Cisco Upgrades Itself to Resolve Security Issues in their Products

Cisco has recently released update patches to take care of some denial-of-service issues in the software controlling their components like Wireless Lan Controller, Secure Real Time Transport Protocol and Cisco Adaptive Security devices. The following threats have been fixed with the patch:

Attackers were able to get access to a device by sending specially programmed HTTP requests. This vulnerability gave unauthorized attackers a chance to run arbitrary codes on the system and cause buffer overflow leading to system reload.

Another problem fixed relates to the operation of Cisco WLC software.

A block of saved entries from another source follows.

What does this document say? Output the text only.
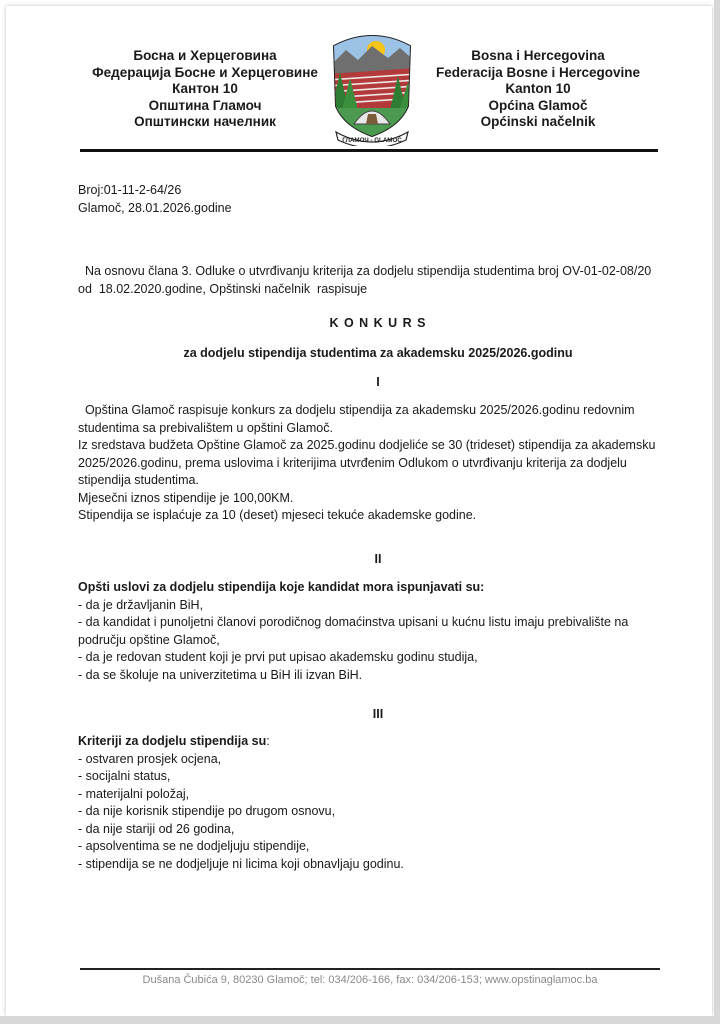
Босна и Херцеговина
Федерација Босне и Херцеговине
Кантон 10
Општина Гламоч
Општински начелник
ГЛАМОЧ - GLAMOČ
Bosna i Hercegovina
Federacija Bosne i Hercegovine
Kanton 10
Općina Glamoč
Općinski načelnik
Broj:01-11-2-64/26
Glamoč, 28.01.2026.godine
Na osnovu člana 3. Odluke o utvrđivanju kriterija za dodjelu stipendija studentima broj OV-01-02-08/20
od  18.02.2020.godine, Opštinski načelnik  raspisuje
K O N K U R S
za dodjelu stipendija studentima za akademsku 2025/2026.godinu
I
Opština Glamoč raspisuje konkurs za dodjelu stipendija za akademsku 2025/2026.godinu redovnim
studentima sa prebivalištem u opštini Glamoč.
Iz sredstava budžeta Opštine Glamoč za 2025.godinu dodjeliće se 30 (trideset) stipendija za akademsku
2025/2026.godinu, prema uslovima i kriterijima utvrđenim Odlukom o utvrđivanju kriterija za dodjelu
stipendija studentima.
Mjesečni iznos stipendije je 100,00KM.
Stipendija se isplaćuje za 10 (deset) mjeseci tekuće akademske godine.
II
Opšti uslovi za dodjelu stipendija koje kandidat mora ispunjavati su:
- da je državljanin BiH,
- da kandidat i punoljetni članovi porodičnog domaćinstva upisani u kućnu listu imaju prebivalište na
području opštine Glamoč,
- da je redovan student koji je prvi put upisao akademsku godinu studija,
- da se školuje na univerzitetima u BiH ili izvan BiH.
III
Kriteriji za dodjelu stipendija su:
- ostvaren prosjek ocjena,
- socijalni status,
- materijalni položaj,
- da nije korisnik stipendije po drugom osnovu,
- da nije stariji od 26 godina,
- apsolventima se ne dodjeljuju stipendije,
- stipendija se ne dodjeljuje ni licima koji obnavljaju godinu.
Dušana Čubića 9, 80230 Glamoč; tel: 034/206-166, fax: 034/206-153; www.opstinaglamoc.ba
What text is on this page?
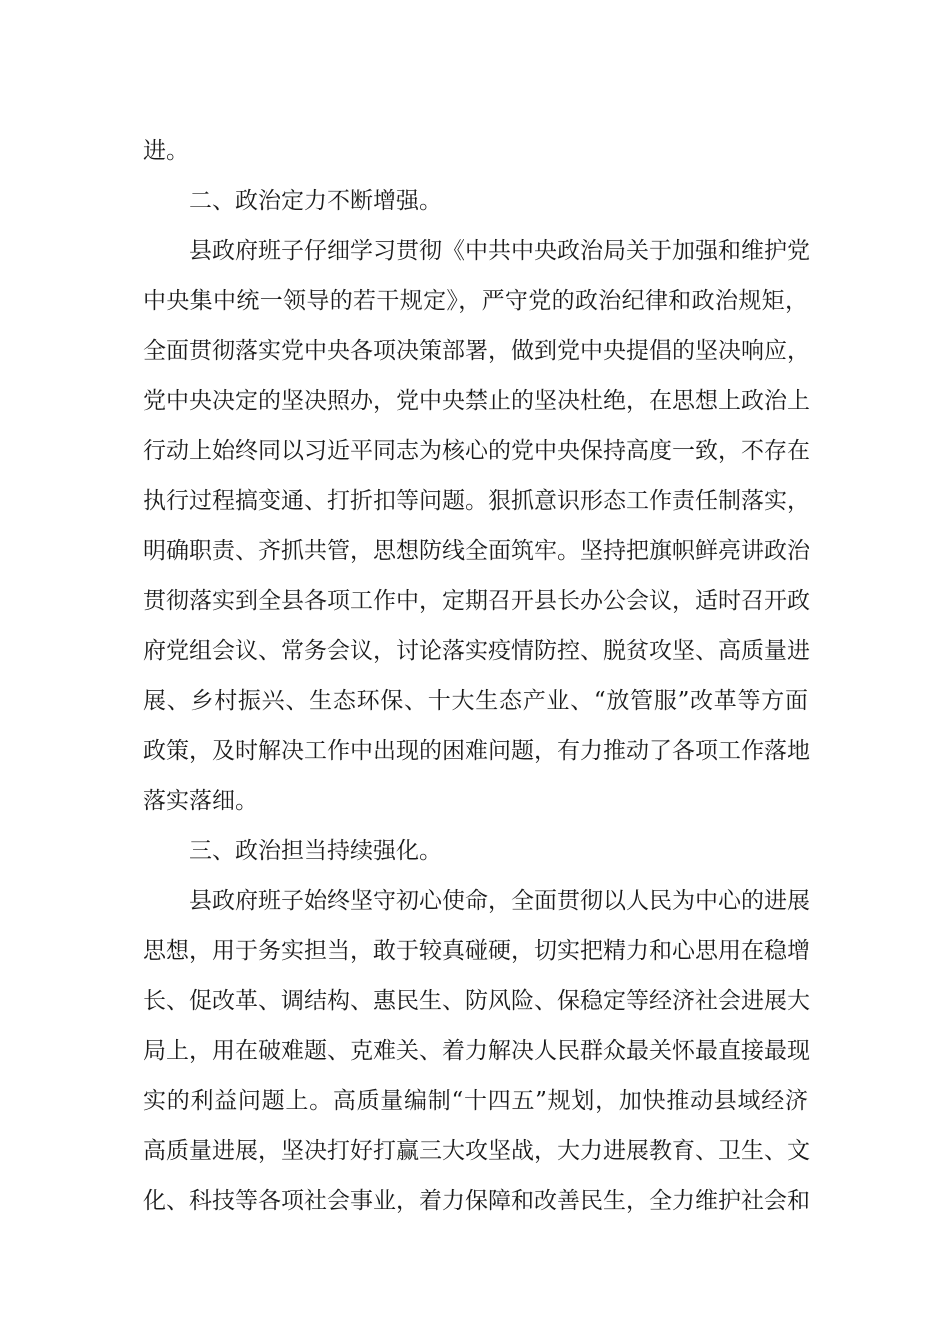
进。
二、政治定力不断增强。
县政府班子仔细学习贯彻《中共中央政治局关于加强和维护党
中央集中统一领导的若干规定》，严守党的政治纪律和政治规矩，
全面贯彻落实党中央各项决策部署，做到党中央提倡的坚决响应，
党中央决定的坚决照办，党中央禁止的坚决杜绝，在思想上政治上
行动上始终同以习近平同志为核心的党中央保持高度一致，不存在
执行过程搞变通、打折扣等问题。狠抓意识形态工作责任制落实，
明确职责、齐抓共管，思想防线全面筑牢。坚持把旗帜鲜亮讲政治
贯彻落实到全县各项工作中，定期召开县长办公会议，适时召开政
府党组会议、常务会议，讨论落实疫情防控、脱贫攻坚、高质量进
展、乡村振兴、生态环保、十大生态产业、“放管服”改革等方面
政策，及时解决工作中出现的困难问题，有力推动了各项工作落地
落实落细。
三、政治担当持续强化。
县政府班子始终坚守初心使命，全面贯彻以人民为中心的进展
思想，用于务实担当，敢于较真碰硬，切实把精力和心思用在稳增
长、促改革、调结构、惠民生、防风险、保稳定等经济社会进展大
局上，用在破难题、克难关、着力解决人民群众最关怀最直接最现
实的利益问题上。高质量编制“十四五”规划，加快推动县域经济
高质量进展，坚决打好打赢三大攻坚战，大力进展教育、卫生、文
化、科技等各项社会事业，着力保障和改善民生，全力维护社会和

It left possibilities of compromise much like the above one in the way it dealt with Bonjour traffic.

What else happened?

Cisco AireOS software, which is used in some of Cisco’s Wireless Lan Controller systems was also patched up. The software could be used by hackers to access websites that are generally not compatible or accessible from the device’s inbuilt management software.

How can it help?

A problem with DHCPv6 validation was also taken care of in the Cisco ASA software. The issue was encountered in Cisco 7600 routers, Cisco Catalyst 6500 switches and Cisco ASA 5500 X range of Next- Generation Firewalls.

Many Cisco products that utilize the library for operation were left open to compromise by an issue in libSRTP. It could be damaged by attackers with specially programmed SRTP packets. This issue has also been fixed in the update.